Update rwi.stats.running.R#34
Conversation
I have added a check whether the rwi dataset has been detrended using difference=T, thus having a grand mean of 0. If so, it needs to be transposed by an arbitrary positive number, otherwise normalize1() messes up the dataset and can divide a series by a slightly negative value, returning false rbar and eps values.
|
Hi Stefan, Thanks for tracking this down and taking the time to submit a fix. As I understand it, the issue is that normalize1() divides each series by the grand mean of rwi. If rwi has been detrended using difference=TRUE the grand mean will be near zero. Dividing by a value near zero - or a slightly negative value - produces nonsensical rbar and eps values, and the user has no idea anything went wrong. Is that a fair description of the problem? Your fix works for the specific case you're describing, but I'm hesitant to merge it for two reasons. First, adding 100 is arbitrary - it works, but it's hard to defend that number over any other, and it would confuse anyone reading the code later (something we find all the time in Ed’s legacy code — hard to unravel later). Second, rounding and checking for an exact grand mean of 0 is too narrow. A grand mean of -0.6 rounds to -1 and slips through, even though normalize1() would still have a problem with it. I think a stop() with an informative error is cleaner.
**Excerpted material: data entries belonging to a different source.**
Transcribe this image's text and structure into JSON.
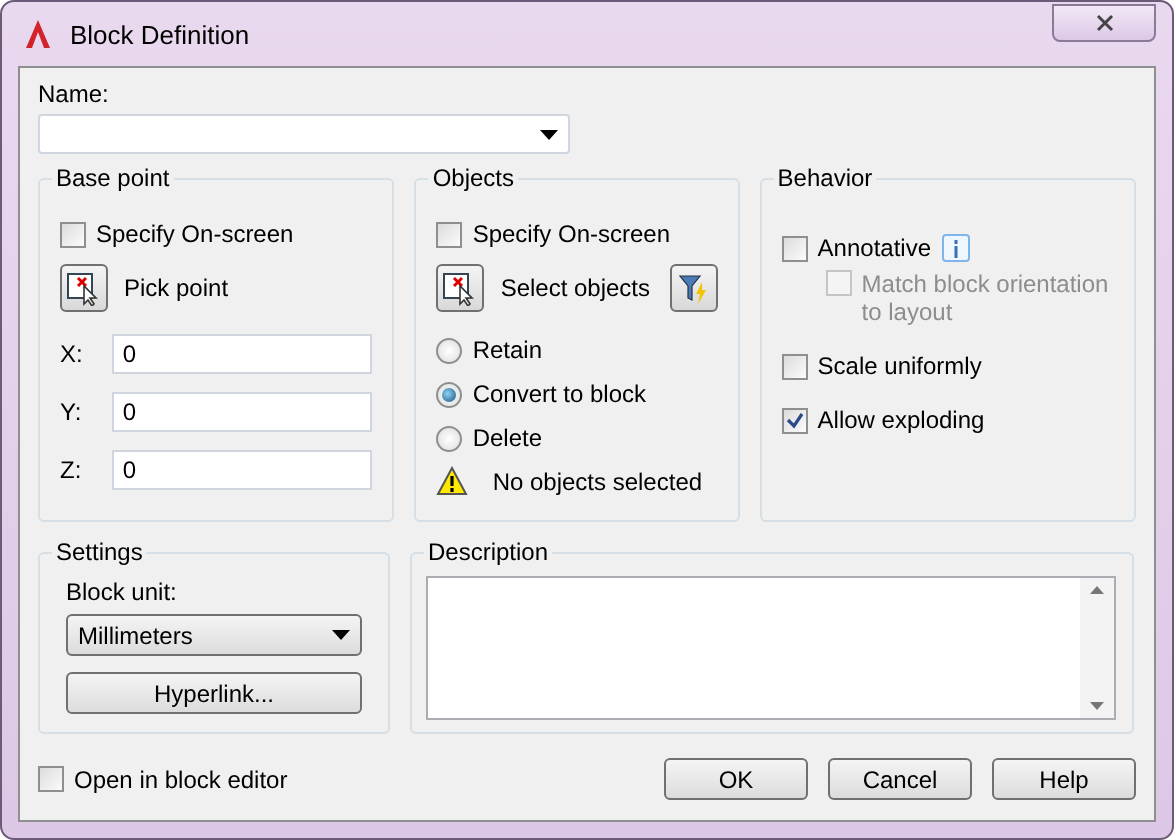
{
  "window": {
    "title": "Block Definition"
  },
  "name_field": {
    "label": "Name:"
  },
  "base_point": {
    "title": "Base point",
    "specify": {
      "label": "Specify On-screen",
      "checked": false
    },
    "pick_button": "Pick point",
    "coords": [
      {
        "label": "X:",
        "value": "0"
      },
      {
        "label": "Y:",
        "value": "0"
      },
      {
        "label": "Z:",
        "value": "0"
      }
    ]
  },
  "objects": {
    "title": "Objects",
    "specify": {
      "label": "Specify On-screen",
      "checked": false
    },
    "select_button": "Select objects",
    "radios": [
      {
        "label": "Retain",
        "selected": false
      },
      {
        "label": "Convert to block",
        "selected": true
      },
      {
        "label": "Delete",
        "selected": false
      }
    ],
    "warning": "No objects selected"
  },
  "behavior": {
    "title": "Behavior",
    "options": [
      {
        "label": "Annotative",
        "checked": false,
        "disabled": false,
        "children": [
          {
            "label": "Match block orientation to layout",
            "checked": false,
            "disabled": true
          }
        ]
      },
      {
        "label": "Scale uniformly",
        "checked": false,
        "disabled": false
      },
      {
        "label": "Allow exploding",
        "checked": true,
        "disabled": false
      }
    ]
  },
  "settings": {
    "title": "Settings",
    "unit_label": "Block unit:",
    "unit_value": "Millimeters",
    "hyperlink_button": "Hyperlink..."
  },
  "description": {
    "title": "Description"
  },
  "open_in_editor": {
    "label": "Open in block editor",
    "checked": false
  },
  "buttons": [
    "OK",
    "Cancel",
    "Help"
  ]
}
It catches any non-positive grand mean and puts the fix in the user's hands, where it belongs: if(mean(unlist(rwi), na.rm=TRUE) <= 0) { I'll implement that and close this PR. But if you have a better approach or think I've misunderstood the problem, please open another PR. Thanks again for the careful work. |
|
Hi Andy, More general, and maybe I should open another request, when detrend(..., difference=T) then all the fail-safe mechanisms (divisor goes through zero --> divide by series mean) should be automatically switched off. Otherwise, one has to again arbitrarily transpose the data when there is objectively no need to (since we are subtracting and not dividing, it does not matter if the predictor crosses zero). Would you agree? And maybe concretely, why do we need the normalize1() command for eps and rbar calculation? I don't really understand the rationale for this step. Correlations work, no matter what their mean is, so dividing the series by its mean is unnecessary and causes all sorts of problems downstream if people do not use ratios because they detrended isotopes or had log-transformed (or power transformed) ring width series and their detrended mean is around 0, not 1. |
|
Hi @sklesse! Fair point on normalize1(). When n=NULL and prewhitening is off, it just divides by the column mean, which doesn't change rbar or eps since correlation is scale-invariant. So the stop() I added is too blunt - the better fix is to detect the situation and skip normalize1() when the data look like first differences. I'd welcome a PR for that. The main design question is where to draw the threshold for 'near zero' but that seems tractable. On ratio vs. log+subtract - the variance inflation problem when the detrending curve fits poorly is a real issue and worth a separate thread. I just pushed 1.7.9 to CRAN to address an unrelated bug. Planning another release in the next month or so - adding to the testing suite (long overdue) and better rwl class checks, which will touch a lot of files. A PR for the normalize1() auto-detect would fit in well with that work if you have time. Cheers, |
Hi Andy,
I have added a check whether the rwi dataset has been detrended using difference=T, thus having a grand mean of 0. If so, it needs to be transposed by an arbitrary positive number, otherwise normalize1() messes up the dataset and can divide a series by a slightly negative value, returning false rbar and eps values.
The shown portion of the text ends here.